Network-Agnostic Computational Approaches for Modelling and Validating Evolving Complex Systems
Time: Wed 2025-02-19 13.00
Location: T2 (Jacobssonsalen), Hälsovägen 11C, Huddinge
Video link: https://kth-se.zoom.us/j/66116245953
Language: English
Subject area: Technology and Health
Doctoral student: Arsineh Boodaghian Asl , Hälsoinformatik och logistik
Opponent: Professor Hajime Mizuyama, Aoyama Gakuin University
Supervisor: Professor Sebastiaan Meijer, Hälsoinformatik och logistik; Associate Professor Jayanth Raghothama, Hälsoinformatik och logistik; Associate Professor Adam S. Darwich, Hälsoinformatik och logistik
Abstract
The dynamic and evolving nature of complex systems influences the behaviour of individual parts and the performance of the whole system, which hinders the flexibility in modelling and applicability of the modelling approaches for various systems. Modelling approaches which are developed for other types of systems have limitations in capturing the behaviour of health systems. This can stem from the dependencies of models on the system structure, type and data structure. From the network perspective, health systems can have various representations, which are defined by each network topology, type and parameters. This makes it challenging to utilize an approach developed to analyse and model systems of other aspects and domains.

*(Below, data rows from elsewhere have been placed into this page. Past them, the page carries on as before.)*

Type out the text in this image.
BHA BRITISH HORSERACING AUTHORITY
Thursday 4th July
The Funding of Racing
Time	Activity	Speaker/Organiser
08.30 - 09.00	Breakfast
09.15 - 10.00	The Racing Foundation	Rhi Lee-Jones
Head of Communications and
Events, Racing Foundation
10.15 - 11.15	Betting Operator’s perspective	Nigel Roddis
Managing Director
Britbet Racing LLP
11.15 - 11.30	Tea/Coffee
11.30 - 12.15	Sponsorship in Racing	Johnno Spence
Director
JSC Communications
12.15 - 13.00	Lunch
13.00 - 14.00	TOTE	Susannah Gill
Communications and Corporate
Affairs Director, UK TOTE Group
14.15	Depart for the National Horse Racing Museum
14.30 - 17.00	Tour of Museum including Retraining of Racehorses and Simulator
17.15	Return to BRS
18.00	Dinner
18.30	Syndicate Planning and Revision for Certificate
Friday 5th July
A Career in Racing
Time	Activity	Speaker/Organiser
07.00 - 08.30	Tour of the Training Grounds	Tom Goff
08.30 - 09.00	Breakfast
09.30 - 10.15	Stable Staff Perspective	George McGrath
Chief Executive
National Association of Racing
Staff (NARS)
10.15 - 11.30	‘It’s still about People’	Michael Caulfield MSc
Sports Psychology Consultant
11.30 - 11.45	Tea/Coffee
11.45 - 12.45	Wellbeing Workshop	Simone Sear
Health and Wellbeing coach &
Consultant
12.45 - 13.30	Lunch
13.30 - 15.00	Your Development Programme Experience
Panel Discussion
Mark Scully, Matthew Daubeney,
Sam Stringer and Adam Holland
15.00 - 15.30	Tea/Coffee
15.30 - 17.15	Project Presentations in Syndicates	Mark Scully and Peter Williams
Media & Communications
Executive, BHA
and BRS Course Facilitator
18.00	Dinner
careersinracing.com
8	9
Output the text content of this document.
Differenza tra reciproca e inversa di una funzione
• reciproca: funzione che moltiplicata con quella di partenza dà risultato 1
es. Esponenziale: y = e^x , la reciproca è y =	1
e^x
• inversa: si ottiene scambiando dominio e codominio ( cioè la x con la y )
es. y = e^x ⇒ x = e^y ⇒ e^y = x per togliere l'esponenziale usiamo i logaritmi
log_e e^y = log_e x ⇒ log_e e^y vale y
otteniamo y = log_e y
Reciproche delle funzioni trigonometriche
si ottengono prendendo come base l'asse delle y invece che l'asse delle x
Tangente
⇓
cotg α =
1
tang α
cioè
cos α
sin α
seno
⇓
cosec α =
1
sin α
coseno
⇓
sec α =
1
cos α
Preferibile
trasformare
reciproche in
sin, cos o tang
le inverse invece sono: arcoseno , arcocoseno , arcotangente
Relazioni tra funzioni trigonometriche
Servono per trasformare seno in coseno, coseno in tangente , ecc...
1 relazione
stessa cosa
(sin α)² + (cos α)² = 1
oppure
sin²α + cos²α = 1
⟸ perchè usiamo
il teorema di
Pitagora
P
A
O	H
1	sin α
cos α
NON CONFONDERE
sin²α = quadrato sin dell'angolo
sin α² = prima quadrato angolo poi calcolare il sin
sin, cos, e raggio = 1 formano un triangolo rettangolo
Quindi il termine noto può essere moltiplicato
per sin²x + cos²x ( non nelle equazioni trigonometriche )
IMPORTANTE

The degree of flexibility of an approach depends on its scalability to be able to model a system that grows, its generality to model systems of various types, its adaptability to internal changes, and its flexibility to topology without the need for change. Additionally, flexibility should enable the approach adjustment with new functions and features to facilitate and analyse other aspects of a system easily. Network representation of complex health systems facilitates the application of network algorithms and network simulation methods to enhance the modelling approaches. This requires the adjustment of these algorithms and methods, which can be achieved by tuning, merging, modifying, and gaming procedures. Such adjustments increase the efficiency of a model to analyse different aspects of a system and overcome limitations.
This thesis offers various network-agnostic computational approaches for modelling and validating complex health systems. For this, three different case studies are provided to explore which represent the complex societal, hospital and organisational systems, respectively. The proposed modelling approaches for these systems aim to facilitate the quantification of vertices and edges, classify the vertices’ behaviours, promote verification and validation, evaluate the systems' performances, and enhance the link prediction for a more accurate representation of the systems.
The key contribution of this thesis is to offer approaches which can facilitate scalability, generality, adaptability, topological flexibility, and adjustability. This is achieved by adjusting the network algorithms and simulation methods based on the purpose of the modelling. Hence, 1) a gaming simulation approach is proposed to facilitate the quantification of the edges in a complex societal system, 2) ranking algorithm is merged with path analysis to quantify the vertices and identify the vertices persistency in a complex societal system, 3) ranking algorithm is merged with system dynamic simulation to facilitate the quantification of the vertices as the complex societal system evolve and change, 4) an agent-based network simulation is implemented along with network algorithms to identify the bottlenecks using flow and structural hole algorithms and evaluation the performances of the wards using percolation and perturbation algorithm in a complex hospital system, 5) a modification of flow algorithm is proposed to model the dynamic nonlinear flow of the patients in a complex hospital system, 6) a link prediction approach which merges the path analysis and non\_randomness algorithm to identify the missing links in a complex organizational system, and finally 7) a multi-network simulation to evaluate the performances of the organizations in parallel.
The thesis provides two different classifications of the proposed approaches. The first classification indicates how each approach contributes to modelling the system based on the underlying system scale, type, dynamic, topology and model adjustability, and the second classification indicates the proper application of network algorithms and network simulation methods based on the underlying health system type and the purpose of the analysis.
Each approach provides a holistic view of the systems through matrix or network representation to inform about their states and a view of the vertices’ dynamic behaviours to evaluate their performances.